Oshkosh businessman Ron Johnson, the expected Republican challenger to Sen. Russ Feingold (D-Wis.), has been gaining notoriety among conservatives.

He was profiled recently in a column by George Will, who noted that Johnson's philosophical foundation is built on Ayn Rand's Atlas Shrugged. Will also wrote that Johnson is "what the Tea Party looks like."

Other than his conservative views, Johnson's attractiveness as a candidate is that he carries very little baggage, having never run for or held public office.

But a new story out today might undercut that idea somewhat.

From the Milwaukee Journal-Sentinel:

[T]here is one issue that Johnson feels passionately about - passionate enough to insert himself into the debate.

Prodded by a Catholic official, the Oshkosh businessman earlier this year jumped into the controversy over legislation aimed at making it easier for victims of childhood sexual abuse to sue their abusers.

Johnson, a Lutheran, sided with Catholic Church leaders in opposing the so-called Child Victims Act before a state Senate committee in January. The bill failed to win approval.
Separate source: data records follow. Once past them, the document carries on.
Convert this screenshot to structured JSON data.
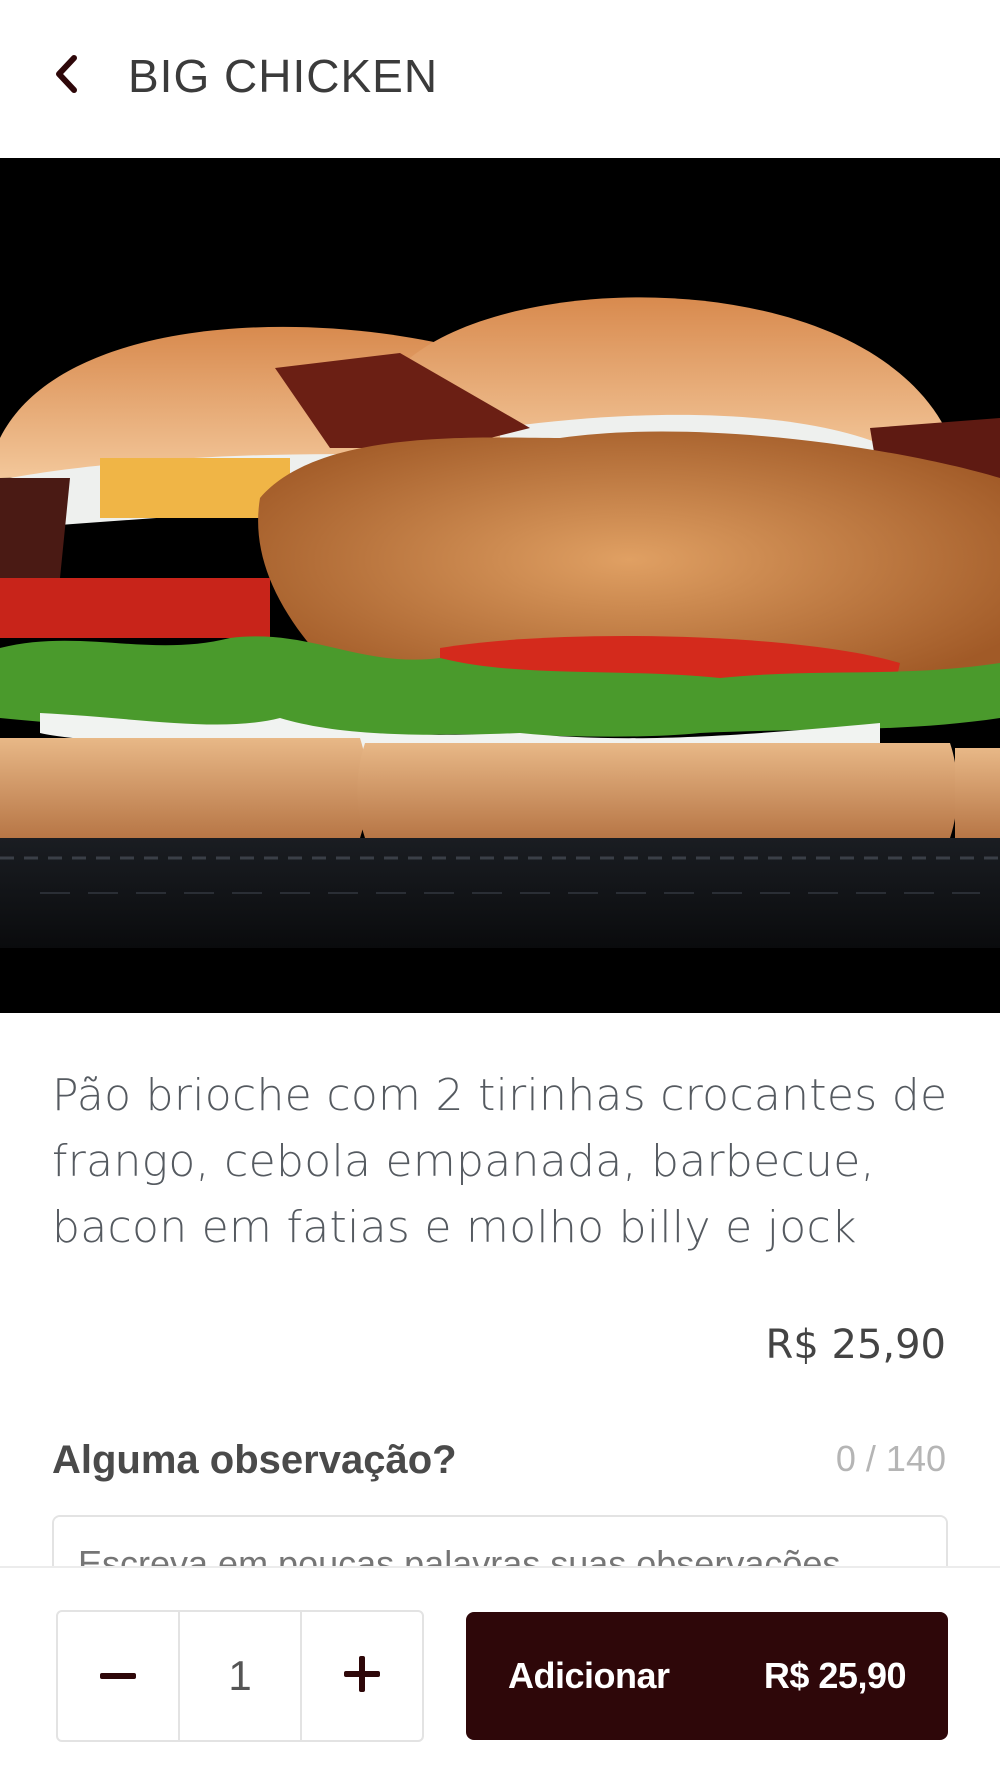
{
  "header": {
    "title": "BIG CHICKEN",
    "back_icon": "chevron-left-icon"
  },
  "product": {
    "description": "Pão brioche com 2 tirinhas crocantes de frango, cebola empanada, barbecue, bacon em fatias e molho billy e jock",
    "price": "R$ 25,90"
  },
  "notes": {
    "label": "Alguma observação?",
    "counter": "0 / 140",
    "placeholder": "Escreva em poucas palavras suas observações"
  },
  "footer": {
    "quantity": "1",
    "minus_icon": "minus-icon",
    "plus_icon": "plus-icon",
    "add_label": "Adicionar",
    "add_price": "R$ 25,90"
  },
  "colors": {
    "brand_dark": "#2e0709",
    "text_gray": "#555a60"
  }
}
Here was the heart of his testimony:

"I believe it is a valid question to ask whether the employer of a perpetrator should also be severely damaged, or possibly destroyed, in our legitimate desire for justice."

Johnson had little to say about the victims of sexual abuse in his testimony. His was largely a financial concern.

He followed that up with this suggestion.

"This bill could actually have the perverse effect of leading to additional victims of sexual abuse," he argued, "if individuals, recognizing that their organizations are at risk, become less likely to report suspected abuse."

That argument doesn't sit well with victims of pedophile priests.

Peter Isely, the Midwest director for the Survivors Network of those Abused by Priests, said the Catholic Church has been more likely to cover things up if it is not faced with court action.

"He's just wrong," said Isely, who was not aware that Johnson had testified.